Comme je l’ai dit, nous devons accélérer rapidement pour nous emparer du marché et conforter notre avance face aux concurrents qui se lanceront prochainement. Pour cela, cette opération boursière finance d’abord, pour 20 millions d’euros, l’usine qui assurera la production de nos piles à hydrogène. Ensuite, nous nous devons d’étoffer nos équipes, d’aménager notre stratégie commerciale et d’assurer le développement international de HDF. Cet objectif représente un investissement également estimé à 20 millions d’euros. Enfin, dans les projets que nous allons développer, nous souhaitons prendre une participation minoritaire afin d’en conserver l’accès au pilotage. Une stratégie qui représente 50 millions d’euros. Dernier objectif important de cette opération, nous voulons utiliser la Bourse pour assurer notre indépendance tout en nous donnant de la visibilité à l’international.

Quelles perspectives de croissance envisagez-vous à moyen terme ?

Notre objectif est très clair : en 2025, un chiffre d’affaires de 100 millions d’euros et un EBITDA de 35 %. Par la suite, bien sûr, nous comptons nous donner les moyens de poursuivre cette croissance. Mais l’étape de structuration sera derrière nous, et nous pourrons ensuite autofinancer la poursuite de notre développement. Ce qui est très positif, c’est que nous sommes déjà dans une posture business effective et rentable, et que nous ne dépendons d’aucune subvention. Notre modèle économique est éprouvé et a fait la démonstration de sa réalité économique.

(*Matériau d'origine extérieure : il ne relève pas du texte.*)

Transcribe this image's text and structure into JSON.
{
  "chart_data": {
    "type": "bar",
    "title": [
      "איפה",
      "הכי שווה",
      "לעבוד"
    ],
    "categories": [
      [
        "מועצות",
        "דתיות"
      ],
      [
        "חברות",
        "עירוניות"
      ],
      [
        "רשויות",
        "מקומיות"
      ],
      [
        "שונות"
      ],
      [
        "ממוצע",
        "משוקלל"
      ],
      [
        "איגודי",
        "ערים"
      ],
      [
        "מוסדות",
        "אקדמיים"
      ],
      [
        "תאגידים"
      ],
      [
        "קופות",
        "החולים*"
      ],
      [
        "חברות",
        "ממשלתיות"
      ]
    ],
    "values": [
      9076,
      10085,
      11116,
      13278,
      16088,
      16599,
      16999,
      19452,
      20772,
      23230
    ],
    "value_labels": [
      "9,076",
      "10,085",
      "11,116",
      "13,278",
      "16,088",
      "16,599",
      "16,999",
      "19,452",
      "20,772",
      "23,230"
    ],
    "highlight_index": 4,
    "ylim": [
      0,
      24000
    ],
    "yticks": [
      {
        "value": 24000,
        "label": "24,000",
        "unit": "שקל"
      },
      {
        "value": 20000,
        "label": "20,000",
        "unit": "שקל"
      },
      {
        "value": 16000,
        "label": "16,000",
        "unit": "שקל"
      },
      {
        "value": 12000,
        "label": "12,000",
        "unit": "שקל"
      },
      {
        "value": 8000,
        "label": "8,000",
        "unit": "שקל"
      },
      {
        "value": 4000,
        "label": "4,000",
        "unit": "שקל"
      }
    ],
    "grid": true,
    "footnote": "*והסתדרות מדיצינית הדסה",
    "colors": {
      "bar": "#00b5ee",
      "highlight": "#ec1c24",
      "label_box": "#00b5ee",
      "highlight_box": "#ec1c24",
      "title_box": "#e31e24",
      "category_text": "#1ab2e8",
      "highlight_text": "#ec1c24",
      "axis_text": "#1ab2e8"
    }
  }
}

Des partenaires de poids s’engagent avec vous dans cette opération. Qui sont-ils ?

Rubis, tout d’abord, souhaite nous accompagner en investissant dans nos projets comme actionnaire majoritaire. Il le fait d’ailleurs déjà avec nous dans les Caraïbes et en Guyane. C’est l’occasion pour nous de poursuivre notre développement sans que la recherche ne soit un problème. De quoi nous aider très concrètement à atteindre notre objectif : passer de pionner à leader mondial de l’hydrogène-électricité. Dans cette perspective, partager la valeur ne pose pas de problème dès lors qu’on travaille en confiance en utilisant au mieux la taille des autres. Nous avons jusque-là beaucoup utilisé l’aïkido, et allons continuer de le faire afin de continuer à grandir ! Et cela en jouant gagnant-gagnant avec nos partenaires. Notre autre partenaire est l’entreprise Teréga, gestionnaire des réseaux gaz dans le sud-ouest de la France. Dans ce rapprochement, c’est la collaboration qui prime. Eux sont transporteur et stockeur, nous produisons l’énergie : nos métiers sont complémentaires. C’est ce qui explique leur souscription de 10 millions d’euros à l’opération, à laquelle s’ajoutent les 50 millions d’euros de Rubis. D’autres fonds portent la souscription totale déjà sécurisée à 80 millions d’euros sur les 100 millions que nous visons. Voici la preuve que HDF et ces entreprises se connaissent bien car elles sont déjà partenaires, et que l’historique de collaboration a déjà convaincu tout le monde.